Na literatura, a busca de tal reescrita é uma constante, talvez uma das mais instigantes obras que busca recontar o mundo, criar uma cosmologia própria, seja a de Bruno Schulz. Bruno, ao inverter o ponto de vista do olhar – em Lojas de Canela é a poeira em suspensão que detém a expressão do universo – constrói o aniquilamento do sujeito, fazendo com que ele seja percebido pelo objeto. Em nenhum momento o autor polonês, perseguido pelo fascismo e morto no Campo de Concentração, irá tematizar essa transformação. Ela simplesmente, como num texto poético, se apresentará.

A intenção de Márcia Bechara em seu livro é parecida, embora a matriz de sua prosa não seja a de Shulz, mas a de Clarice Lispector e a de Guimarães Rosa. Em alguns contos essa transposição do ponto de vista sobre a matéria/espírito, de que se falava, acaba por se cumprir. Entretanto, muitas vezes essa transposição só se faça porque é nomeada, explicitada pelo narrador, isto é, não se cumpre como tecido narrativo, mas como uma voz que autoriza o leitor a assim ler, como se houvesse a necessidade de um reforço, de uma explicação excêntrica ao texto.

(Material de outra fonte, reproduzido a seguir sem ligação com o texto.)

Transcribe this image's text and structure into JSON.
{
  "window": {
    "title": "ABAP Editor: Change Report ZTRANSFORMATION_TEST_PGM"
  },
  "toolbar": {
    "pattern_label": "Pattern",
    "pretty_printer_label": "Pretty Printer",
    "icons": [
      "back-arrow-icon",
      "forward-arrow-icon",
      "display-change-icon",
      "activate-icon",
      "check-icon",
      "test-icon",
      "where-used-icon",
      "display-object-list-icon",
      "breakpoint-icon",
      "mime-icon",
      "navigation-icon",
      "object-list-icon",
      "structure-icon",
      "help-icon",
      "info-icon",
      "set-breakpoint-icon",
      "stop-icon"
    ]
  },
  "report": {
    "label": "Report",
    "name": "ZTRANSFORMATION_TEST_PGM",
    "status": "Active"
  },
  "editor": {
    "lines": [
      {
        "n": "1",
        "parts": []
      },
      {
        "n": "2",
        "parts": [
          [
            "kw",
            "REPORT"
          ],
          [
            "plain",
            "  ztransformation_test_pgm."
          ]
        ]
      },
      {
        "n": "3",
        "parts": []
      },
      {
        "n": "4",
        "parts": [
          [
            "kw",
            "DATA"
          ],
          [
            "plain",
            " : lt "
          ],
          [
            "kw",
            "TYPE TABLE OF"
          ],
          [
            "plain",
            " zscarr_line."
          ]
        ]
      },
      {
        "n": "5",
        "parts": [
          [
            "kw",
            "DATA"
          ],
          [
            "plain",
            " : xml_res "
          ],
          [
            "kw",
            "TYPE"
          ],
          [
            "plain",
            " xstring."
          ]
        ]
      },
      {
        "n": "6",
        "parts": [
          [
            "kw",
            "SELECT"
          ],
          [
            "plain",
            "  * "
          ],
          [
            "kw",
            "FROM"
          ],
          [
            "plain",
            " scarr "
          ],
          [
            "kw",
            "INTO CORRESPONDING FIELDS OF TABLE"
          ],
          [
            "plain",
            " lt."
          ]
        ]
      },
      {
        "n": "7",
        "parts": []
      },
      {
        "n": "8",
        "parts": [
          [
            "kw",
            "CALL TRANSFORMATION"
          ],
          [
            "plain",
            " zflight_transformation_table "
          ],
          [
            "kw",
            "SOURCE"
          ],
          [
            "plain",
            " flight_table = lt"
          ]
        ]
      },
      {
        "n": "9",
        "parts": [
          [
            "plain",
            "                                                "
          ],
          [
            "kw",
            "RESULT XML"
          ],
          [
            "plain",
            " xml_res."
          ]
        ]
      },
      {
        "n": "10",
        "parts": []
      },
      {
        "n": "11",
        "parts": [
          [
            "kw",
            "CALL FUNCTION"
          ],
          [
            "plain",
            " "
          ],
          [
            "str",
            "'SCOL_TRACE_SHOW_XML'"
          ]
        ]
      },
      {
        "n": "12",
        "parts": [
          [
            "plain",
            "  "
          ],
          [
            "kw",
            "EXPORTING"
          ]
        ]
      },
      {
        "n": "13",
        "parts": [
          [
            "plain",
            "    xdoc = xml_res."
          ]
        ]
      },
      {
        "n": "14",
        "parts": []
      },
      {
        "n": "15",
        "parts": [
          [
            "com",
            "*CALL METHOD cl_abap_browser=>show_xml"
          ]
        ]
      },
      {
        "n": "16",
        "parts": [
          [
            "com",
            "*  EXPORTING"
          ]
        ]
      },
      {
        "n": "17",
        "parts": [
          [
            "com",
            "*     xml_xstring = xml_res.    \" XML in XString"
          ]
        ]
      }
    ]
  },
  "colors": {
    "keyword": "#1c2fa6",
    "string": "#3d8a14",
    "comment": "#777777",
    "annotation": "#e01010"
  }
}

Tomem-se dois exemplos: O conto Pedras, cuja idéia e narrativa são comoventes, e o conto de abertura da coletânea, que possui o mesmo nome do livro, Casa de Feras. Neles a inversão do olhar se evidencia. Em Pedras – o narrador é dúbio – ora se mostra como externo ao quarto do sanatório no qual Camille Claudel se isola do mundo, ora é ela mesma a pedra que chama a atenção do leitor para a relação entre Camille e a pedra que a salva do desastre.

A questão narrativa é problemática neste conto.  A primeira frase está na terceira pessoa: “era um bloco de mármore indefinido colocado em cima de uma plataforma de madeira no meio do quarto de sanatório de Camille Claudel”. (pág. 65). Mais para frente se lê: “Comecei a nascer, portanto, no primeiro olhar que Camille lançou sobre mim, no chão do catre, eu – mármore no centro, posto sobre um lençol encardido como se eu pudesse ser alguma coisa realmente delicada”.

A passagem para a primeira pessoa corresponde ao olhar de Camille sobre a pedra, que vai tomando consciência de sua materialidade e adquirindo, como pedra, uma independência narrativa que apagasse do sujeito sua capacidade de observação. É a pedra, portanto, o sujeito da narração, quem a determina e constitui. Didi-Huberman, em belíssimo texto sobre a alta-modernidade americana, já propunha essa independência do olhar do objeto. A capacidade de o homem ser olhado pelo que concebera também o concebe, o funda. Entretanto, nesta fundação não se pode sentir seja a mão do escultor, seja a voz do narrador, construindo, para além da própria pedra, para além do próprio texto, a voz que nomeia o indizível, a percepção que apura o leitor.

Nem sempre a frase engenhosa cria o significado do texto que olha. Quem determina o conceito que se expressa é a excelência narrativa. Dizer, por exemplo, que “eu queria saber pegar no pires e na xícara com delicadeza, pisar com graça, queria a vida longe do cheiro bom da selva, eu queria rapidamente me corromper para ser salva da natureza.”, embora toque na essência do humano, não é necessariamente dar tônus á narrativa, mas apreendê-la em um conceito que está aquém do próprio texto que se escreve.

A árdua escolha de Márcia Bechara cria para si mesma um terrível dilema que aos poucos irá se aplainando, se solidificando em maior e mais exata economia narrativa.